Não há coisa melhor do que embrenhar-se na cultura do povo, ver seus gestos, sua maneira de falar. Saber o que e como faz, é sentir o âmago de um lugar, assim tem sido a experiência em palmilhar os caminhos dos Cariris Velhos, estradas sem fim, calor e a poeira dos tempos bailando como o nadar de uma medusa em águas profundas. Cheiro do mato, do chão, dos objetos e dos alpendres de fazendas antigas. Nas cidades, o seu comércio, sua feira livre, o olhar as vezes curioso de quem curte a sombra nas calçadas a conversar todo tipo de assunto. O sair do colégio, as brincadeiras infantis, a ocupação das praças...
Semana passada fui ao meu Mundo-Sertão e tive uma experiência incrível que foi participar da organização do Museu Histórico e o Instituto Histórico e Geográphico de Gurjão - IHGG, município parahybano cheio de histórias e de grande importância regional, a velha Timbaúba. Parti de Campina Grande ao lado de Rossino Almeida (do Museu Interativo do Semiárido/UFCG) e do Prof. Daniel Duarte Pereira, amigo de muitos anos e um benfeitor à cultura parahybana não só pela criação de museus e a formação de turmas e mais turmas de alunos na UFPB em Engenharia Agrícola, mas não só isso, fazendo-os entender o sentido da existência na simbiose do conhecimento da terra, a cultura inserida e a rica história que tece essa que é uma das grandes razões de sua vida, sobretudo no contexto do semiárido a que tanto se dedica. Daniel está na teia de grandes caririzeiros que por gerações cantam, estudam e vivem o algo sagrado do Cariri, um continuador da linhagem de Balduíno Lélis, Pedro Nunes Filho, Manelito Dantas e alguns mais que hoje salteiam de brilho o céu virtuoso de nossos Cariris Velhos. Lá, em São João do Cariri, cidade mãe da região, criou o Instituto Histórico e Geographico do Cariri englobando em cento e cinco cadeiras, intelectuais amantes dessas terras, criando uma espécie de movimento cultural em suas reuniões itinerantes, reunindo sempre muita gente. Instituição que fui agraciado como sócio em 2007 na Roliudiana Cabaceiras.

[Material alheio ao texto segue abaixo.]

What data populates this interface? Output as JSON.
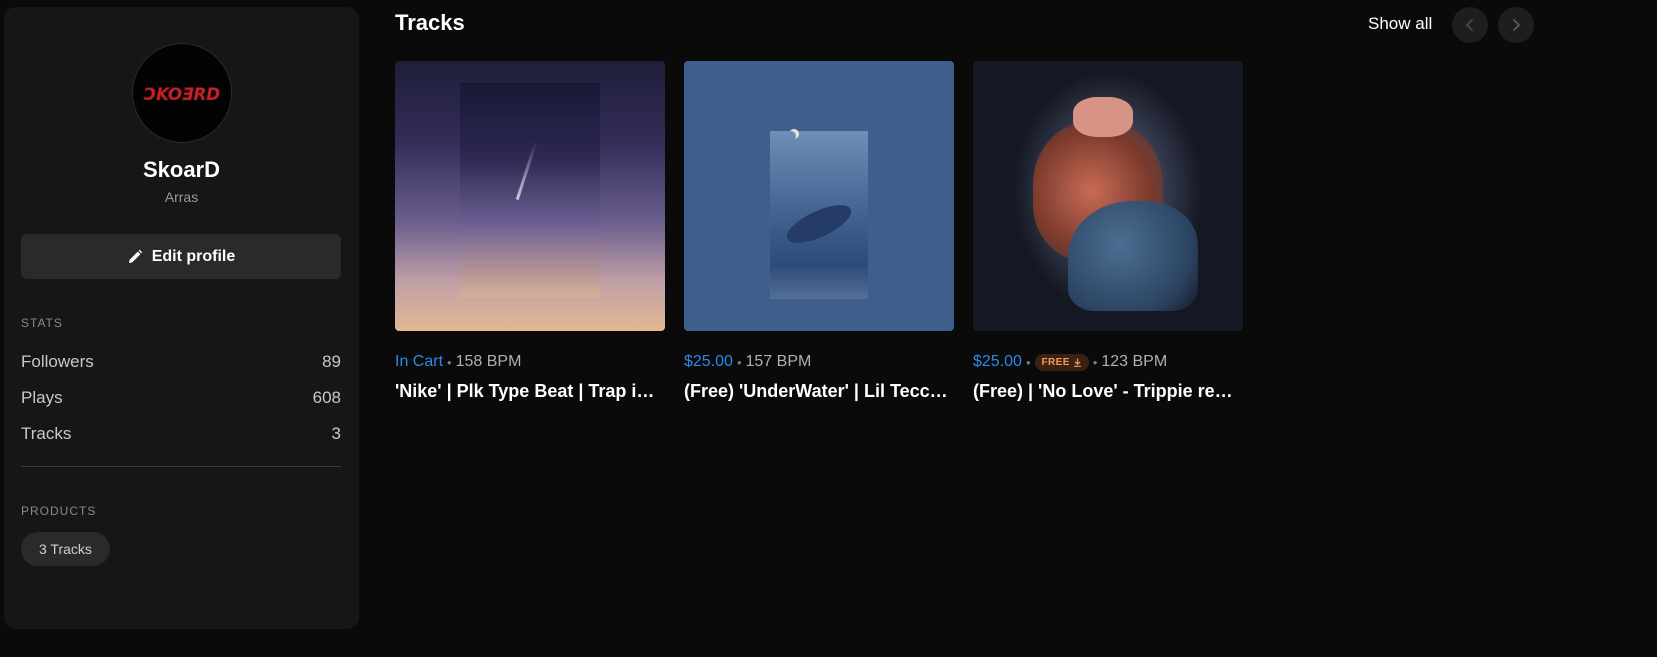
{
  "profile": {
    "name": "SkoarD",
    "location": "Arras",
    "avatar_text": "SKOARD",
    "edit_label": "Edit profile"
  },
  "stats": {
    "heading": "STATS",
    "items": [
      {
        "label": "Followers",
        "value": "89"
      },
      {
        "label": "Plays",
        "value": "608"
      },
      {
        "label": "Tracks",
        "value": "3"
      }
    ]
  },
  "products": {
    "heading": "PRODUCTS",
    "pill": "3 Tracks"
  },
  "main": {
    "title": "Tracks",
    "show_all": "Show all",
    "prev_icon": "chevron-left-icon",
    "next_icon": "chevron-right-icon"
  },
  "tracks": [
    {
      "status": "In Cart",
      "bpm": "158 BPM",
      "title": "'Nike' | Plk Type Beat | Trap instrumental"
    },
    {
      "price": "$25.00",
      "bpm": "157 BPM",
      "title": "(Free) 'UnderWater' | Lil Tecca Type Beat"
    },
    {
      "price": "$25.00",
      "badge": "FREE",
      "bpm": "123 BPM",
      "title": "(Free) | 'No Love' - Trippie redd Type Beat"
    }
  ],
  "colors": {
    "accent": "#2b8ae8",
    "background": "#0a0a0a",
    "panel": "#161616",
    "free_badge_bg": "#3a2113",
    "free_badge_text": "#f39a56"
  }
}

Uma viagem como essa é sempre enriquecedora. Momento de aprendizado, de observação das coisas e do mundo, azeitada em uma descontração alegre e genuína, espantando quaisquer resquícios de monotonia. Por esses tempos, depois de uma chuvada, não raro observamos pinceladas amarelas nos aceiros e nos campos, são as malvas cor de sol que animam o olhar e perfumam as canelas dos caminhantes, como diz Daniel: “São as bordaduras paisagísticas das estradas do Semiárido”.
Já em Gurjão, a se juntar com as peças já recebidas, fomos em comitiva visitar algumas residências e fazendas, além de lugares de trabalho como marcenaria, oficinas, etc, conversar com as pessoas, explicar o sentido do museu e angariar peças, nisso fomos muito bem-sucedidos. Daniel, Rossino e eu nos unimos ao Presidente do IHGG Carlos Costa que é Secretário municipal de Meio Ambiente e um dos grandes responsáveis pelo sucesso do projeto, além do mais, com Daniel estão criando uma Área de Preservação Ambiental no município e um amplo projeto educacional voltado ao Semiárido.
Entre os solavancos em carregar peças pesadas, disposição em organizar tudo e prover o que precisava para o intento, foi uma atividade hercúlea e por isso de muita satisfação. Até carro de boi ganhamos de Seu Babá, uma preciosidade. Na verdade, parte do acervo tem anos que foi reunido por minha amiga Ritinha Cantalice e seu sonho de ver um museu histórico acabou sendo realizado. Isso com a sensibilidade e benevolência do Sr. Prefeito José Elias, que é também historiador, professor e sabe o legado cultural que precisa deixar para a população.
No sábado (29/jul/23) foi um dia de festa na inauguração do Museu que tem como patrono o inesquecível Major Raulino de Medeiros Maracajá e do IHGG casa de Pe. Ibiapina, um grande líder em toda a região e figura por demais importante para a intensa religiosidade em Gurjão, sob as bênçãos do padroeiro São Sebastião.
Passados alguns dias, mais doações tem chegado e o Museu Histórico vai criando cada vez mais a cara do município em sua diversidade e complexidade e cada doação é um símbolo de que a sociedade está entendendo a seriedade e, sobretudo, o grande objetivo daquele equipamento que é celebrar e valorizar a história e a cultura regional da velha Timbaúba de Gurjão.